In today’s China, the reality is ‘absurd’. In November alone, lacking any popular mandate, Xi Jinping and Li Keqiang assumed the Party’s top two positions of power with the new seven-member Standing Committee of the CCP Politburo revealed at the 18th Party Congress after power struggles behind the scenes. This power transition took place when Sichuan dissident and poet Li Bifeng was given a 12-year sentence on a fabricated charge of ‘contract fraud’, and when, within a month, another 28 Tibetans set themselves on fire.

I condemn the Chinese regime for repressing cultural and political rights enshrined in the Universal Declaration of Human Rights and UN human rights treaties. People have the fundamental right to rise up and overthrow any government which has no legitimacy to represent the people under its rule and deny fundamental rights.

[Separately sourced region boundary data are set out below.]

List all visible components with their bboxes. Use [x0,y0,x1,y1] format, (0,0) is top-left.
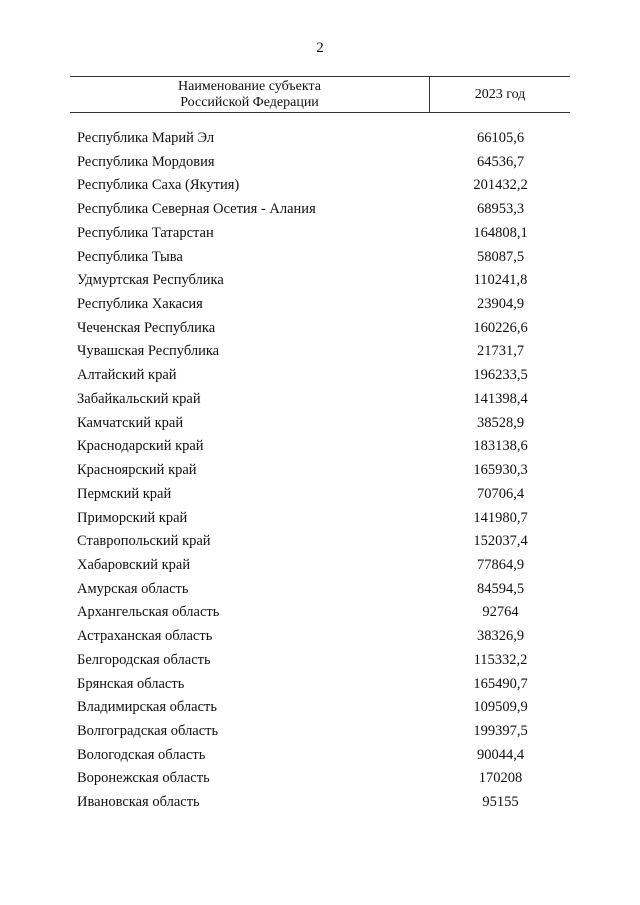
value-2023-cell: 152037,4 [473,533,528,550]
table-row [0,507,640,531]
value-2023-cell: 66105,6 [476,130,525,146]
value-2023-cell: 165930,3 [473,462,528,479]
table-row [0,649,640,673]
region-name-cell: Волгоградская область [77,722,219,739]
table-row [0,198,640,222]
table-row [0,435,640,459]
table-row [0,791,640,815]
value-2023-cell: 21731,7 [476,343,525,360]
table-row [0,222,640,246]
value-2023-cell: 38528,9 [476,414,525,431]
table-row [0,625,640,649]
value-2023-cell: 70706,4 [476,485,525,502]
table-row [0,673,640,697]
table-row [0,269,640,293]
region-name-header-line-2: Российской Федерации [180,95,319,110]
table-row [0,317,640,341]
region-name-cell: Амурская область [77,580,189,597]
value-2023-cell: 141980,7 [473,509,528,526]
value-2023-cell: 196233,5 [473,367,528,384]
table-row [0,174,640,198]
region-name-cell: Пермский край [77,485,172,502]
table-row [0,459,640,483]
value-2023-cell: 58087,5 [476,248,525,265]
value-2023-cell: 77864,9 [476,556,525,573]
value-2023-cell: 38326,9 [476,628,525,645]
region-name-header-line-1: Наименование субъекта [178,79,321,94]
table-row [0,554,640,578]
value-2023-cell: 109509,9 [473,699,528,716]
value-2023-cell: 95155 [482,794,519,811]
table-row [0,578,640,602]
region-name-cell: Республика Хакасия [77,296,203,313]
region-name-cell: Республика Северная Осетия - Алания [77,201,316,218]
value-2023-cell: 165490,7 [473,675,528,692]
table-row [0,744,640,768]
table-row [0,767,640,791]
value-2023-cell: 23904,9 [476,296,525,313]
region-name-cell: Красноярский край [77,462,197,479]
value-2023-cell: 160226,6 [473,319,528,336]
table-row [0,340,640,364]
region-name-cell: Владимирская область [77,699,217,716]
page-number: 2 [316,40,324,56]
value-2023-cell: 141398,4 [473,390,528,407]
value-2023-cell: 199397,5 [473,722,528,739]
value-2023-cell: 170208 [478,770,523,787]
table-row [0,127,640,151]
value-2023-cell: 92764 [482,604,519,621]
table-row [0,720,640,744]
value-2023-cell: 110241,8 [473,272,528,289]
table-row [0,151,640,175]
region-name-cell: Удмуртская Республика [77,272,224,289]
value-2023-cell: 115332,2 [473,651,528,668]
region-name-cell: Краснодарский край [77,438,204,455]
table-row [0,412,640,436]
region-name-cell: Вологодская область [77,746,206,763]
year-column-header: 2023 год [474,87,526,102]
table-row [0,601,640,625]
value-2023-cell: 64536,7 [476,153,525,170]
region-name-cell: Ивановская область [77,794,200,811]
value-2023-cell: 84594,5 [476,580,525,597]
table-body [0,127,640,815]
region-name-cell: Воронежская область [77,770,210,787]
table-header [70,76,570,113]
table-row [0,388,640,412]
table-row [0,483,640,507]
region-name-cell: Забайкальский край [77,390,201,407]
region-name-cell: Брянская область [77,675,185,692]
region-name-column-header [70,77,430,112]
region-name-cell: Ставропольский край [77,533,211,550]
region-name-cell: Чеченская Республика [77,319,216,336]
region-name-cell: Астраханская область [77,628,213,645]
region-name-cell: Алтайский край [77,367,177,384]
region-name-cell: Камчатский край [77,414,184,431]
region-name-cell: Белгородская область [77,651,211,668]
region-name-cell: Приморский край [77,509,188,526]
region-name-cell: Республика Марий Эл [77,130,215,146]
table-row [0,246,640,270]
value-2023-cell: 68953,3 [476,201,525,218]
region-name-cell: Хабаровский край [77,556,191,573]
region-name-cell: Республика Мордовия [77,153,215,170]
value-2023-cell: 183138,6 [473,438,528,455]
table-row [0,293,640,317]
table-row [0,364,640,388]
value-2023-cell: 201432,2 [473,177,528,194]
region-name-cell: Республика Татарстан [77,224,214,241]
region-name-cell: Республика Саха (Якутия) [77,177,240,194]
table-row [0,530,640,554]
region-name-cell: Архангельская область [77,604,220,621]
value-2023-cell: 164808,1 [473,224,528,241]
value-2023-cell: 90044,4 [476,746,525,763]
table-row [0,696,640,720]
region-name-cell: Чувашская Республика [77,343,220,360]
region-name-cell: Республика Тыва [77,248,183,265]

We call upon civil society across the globe to stand in solidarity with repressed people under the illegitimate rule of the Chinese Communist Party.

  • release all prisoners of conscience held by the Chinese regime,
  • urges the Chinese regime to allow independent observers and the international media full and unhindered access to all parts of the People’s Republic of China, in particular Tibetan and Uyghur regions,
  • calls on the European Union to refer the human rights situation in China to the European Court of Human Rights,
  • calls on governments and leaders around the world to make human rights a top priority when engaging with the Chinese leadership, and publicly state their solidarity with human rights defenders and the Chinese, Uyghur and Tibetan peoples,
  • urges the international community to demand democracy in China, as the Chinese Communist Party does not represent the people living under its rule.
  • calls on civil society across the global to show solidarity with repressed people under the rule of the CCP.